January 30, 2017

Several studies in recent years have reported rising mortality among middle-aged white Americans, especially women and those with less than a high school education. The California Endowment, which previously funded the Center’s California Poverty Study, is now funding the Center to examine whether a similar mortality trend is occurring in California, Minnesota, and Virginia. The research aim, more broadly, is to examine mortality trends by race-ethnicity and educational status and the factors with which they are correlated. Under separate contracts, foundations in Missouri and Kansas are funding the Center to conduct similar analyses for their states. All three funders share an interest in using these projects as a platform for raising awareness about the importance of social determinants of health—for all racial and ethnic groups.

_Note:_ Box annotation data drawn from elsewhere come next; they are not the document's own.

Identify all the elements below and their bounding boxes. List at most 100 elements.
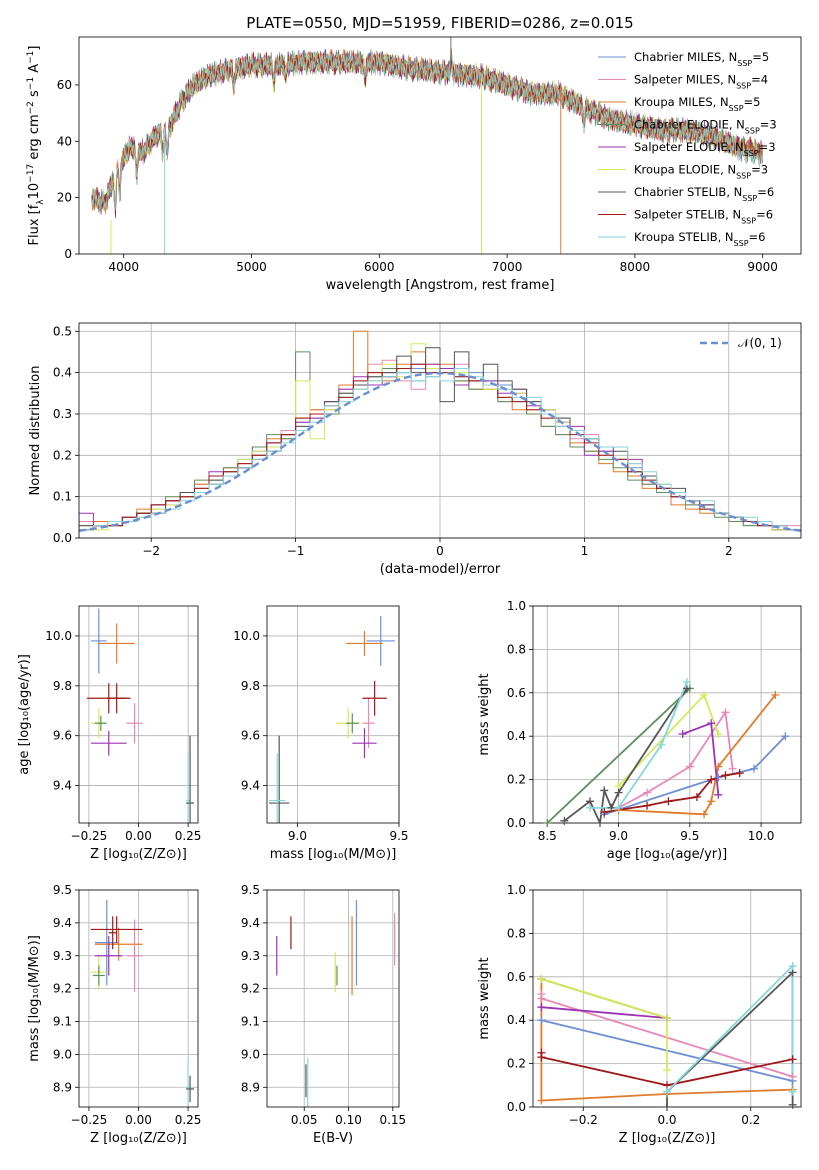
x-tick-label: 10.0 <box>748 829 775 843</box>
legend-label-sub: SSP <box>736 171 751 180</box>
legend-label-main: Kroupa ELODIE, N <box>634 163 736 177</box>
mass-weight-point <box>692 792 701 801</box>
mass-weight-point <box>537 1096 546 1105</box>
mass-weight-point <box>663 1014 671 1023</box>
y-axis-label-part: λ <box>36 199 46 205</box>
axes-6: −0.25 0.00 0.25 8.9 9.0 9.1 9.2 9.3 9.4 9.5 Z [log… <box>27 883 201 1146</box>
x-axis-label: mass [log₁₀(M/M⊙)] <box>270 847 397 862</box>
legend-label: Chabrier ELODIE, NSSP=3 <box>634 118 777 136</box>
y-tick-label: 9.4 <box>241 916 260 930</box>
y-tick-label: 9.0 <box>241 1047 260 1061</box>
y-tick-label: 0.0 <box>507 1100 526 1114</box>
mass-weight-point <box>537 1016 546 1025</box>
y-tick-label: 9.3 <box>241 949 260 963</box>
y-axis-label-part: s <box>27 90 42 101</box>
y-tick-label: 0.4 <box>507 1013 526 1027</box>
plot-area <box>90 899 195 1107</box>
legend-label-main: Chabrier ELODIE, N <box>634 118 745 132</box>
mass-weight-point <box>543 819 552 827</box>
mass-weight-point <box>707 719 716 728</box>
mass-weight-point <box>788 1072 797 1081</box>
chart-title: PLATE=0550, MJD=51959, FIBERID=0286, z=0… <box>246 14 633 32</box>
y-tick-label: 9.6 <box>241 729 260 743</box>
legend-label-end: =6 <box>756 208 773 222</box>
mass-weight-point <box>714 790 723 799</box>
y-tick-label: 0.8 <box>507 926 526 940</box>
y-tick-label: 0.4 <box>507 729 526 743</box>
y-tick-label: 0.6 <box>507 686 526 700</box>
plot-area <box>91 37 763 254</box>
y-tick-label: 0 <box>64 247 72 261</box>
mass-weight-point <box>537 974 546 983</box>
x-tick-label: 7000 <box>492 260 523 274</box>
axes-8: −0.2 0.0 0.2 0.0 0.2 0.4 0.6 0.8 1.0 Z [log₁₀(Z/Z… <box>477 883 802 1146</box>
x-axis-label: Z [log₁₀(Z/Z⊙)] <box>90 847 187 862</box>
mass-weight-point <box>721 771 730 780</box>
y-tick-label: 10.0 <box>45 629 72 643</box>
mass-weight-point <box>664 797 673 806</box>
legend-label-sub: SSP <box>729 104 744 113</box>
y-tick-label: 60 <box>57 78 72 92</box>
y-tick-label: 9.5 <box>241 883 260 897</box>
mass-weight-line <box>604 735 786 816</box>
histogram-series <box>79 363 801 538</box>
y-tick-label: 0.8 <box>507 642 526 656</box>
histogram-series <box>79 347 801 538</box>
mass-weight-point <box>586 803 595 812</box>
y-tick-label: 9.4 <box>53 916 72 930</box>
y-axis-label-part: Flux [f <box>27 204 42 245</box>
axes-frame <box>266 889 400 1108</box>
y-tick-label: 9.2 <box>53 982 72 996</box>
y-tick-label: 9.8 <box>241 679 260 693</box>
x-tick-label: 0.15 <box>379 1113 406 1127</box>
mass-weight-point <box>643 801 652 810</box>
mass-weight-point <box>614 803 623 812</box>
mass-weight-point <box>788 1100 797 1109</box>
legend-label-end: =3 <box>760 118 777 132</box>
x-tick-label: 9.5 <box>389 829 408 843</box>
legend-label-sub: SSP <box>745 126 760 135</box>
legend-label: Chabrier STELIB, NSSP=6 <box>634 185 774 203</box>
histogram-series <box>79 368 801 538</box>
legend-label-main: Salpeter MILES, N <box>634 73 736 87</box>
x-tick-label: 2 <box>725 544 733 558</box>
plot-area <box>269 615 395 823</box>
axes-4: 9.0 9.5 9.4 9.6 9.8 10.0 mass [log₁₀(M/M⊙)] <box>233 605 409 862</box>
y-tick-label: 9.2 <box>241 982 260 996</box>
legend-label-sub: SSP <box>737 59 752 68</box>
plot-area <box>86 608 195 823</box>
legend-label-main: Kroupa MILES, N <box>634 95 729 109</box>
legend-label: Kroupa MILES, NSSP=5 <box>634 95 760 113</box>
y-tick-label: 9.5 <box>53 883 72 897</box>
y-tick-label: 20 <box>57 191 72 205</box>
x-tick-label: −0.2 <box>569 1113 598 1127</box>
legend-label-end: =6 <box>749 230 766 244</box>
mass-weight-point <box>788 1055 797 1064</box>
legend-label-main: Salpeter STELIB, N <box>634 208 741 222</box>
x-tick-label: 0.25 <box>175 829 202 843</box>
mass-weight-point <box>771 690 780 699</box>
y-axis-label-part: −17 <box>26 164 36 183</box>
legend-label-end: =4 <box>751 73 768 87</box>
legend-label: Chabrier MILES, NSSP=5 <box>634 50 769 68</box>
axes-7: 0.05 0.10 0.15 8.9 9.0 9.1 9.2 9.3 9.4 9.5 E(B-V) <box>241 883 406 1146</box>
y-axis-label: Flux [fλ10−17 erg cm−2 s−1 A−1] <box>26 46 46 246</box>
y-axis-label-part: 10 <box>27 183 42 200</box>
x-tick-label: 0.0 <box>657 1113 676 1127</box>
mass-weight-point <box>728 764 737 773</box>
mass-weight-point <box>714 730 723 739</box>
mass-weight-line <box>540 979 793 1102</box>
y-tick-label: 0.5 <box>53 324 72 338</box>
y-tick-label: 0.0 <box>507 816 526 830</box>
axes-1: 4000 5000 6000 7000 8000 9000 0 20 40 60 wavelengt… <box>57 36 802 293</box>
x-tick-label: 0.05 <box>291 1113 318 1127</box>
mass-weight-point <box>614 788 623 797</box>
legend-label-sub: SSP <box>734 239 749 248</box>
legend-label: Kroupa STELIB, NSSP=6 <box>634 230 765 248</box>
mass-weight-point <box>537 1053 546 1062</box>
x-tick-label: 9.0 <box>609 829 628 843</box>
y-tick-label: 8.9 <box>53 1080 72 1094</box>
mass-weight-point <box>700 810 709 819</box>
mass-weight-point <box>600 808 609 817</box>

The Center plans to produce two issue briefs for each state, the first focused on mapping the specific counties in which mortality rates are changing, documenting the characteristics of the population in which this trends are occurring, and clarifying the causes of death that appear to be responsible. The analysis will include a special focus on stress-related conditions, such as deaths from suicide, drug overdoses, and cardiovascular disease. The second issue brief will examine the characteristics of the places in which the mortality trends are occurring. The goal will be to create a profile of the kinds of counties where mortality rates are increasing. Speed is important to the funders, and for expediency, the Center will examine mortality at the county level—these data are readily available from the Mortality and Population Data System (MPDS) at the University of Pittsburgh Graduate School of Public Health, a partner in this project. MPDS data include ICD codes for underlying causes of death for nearly all U.S. deaths since 1950. The Pittsburgh team can also access education microdata from the National Center for Health Statistics.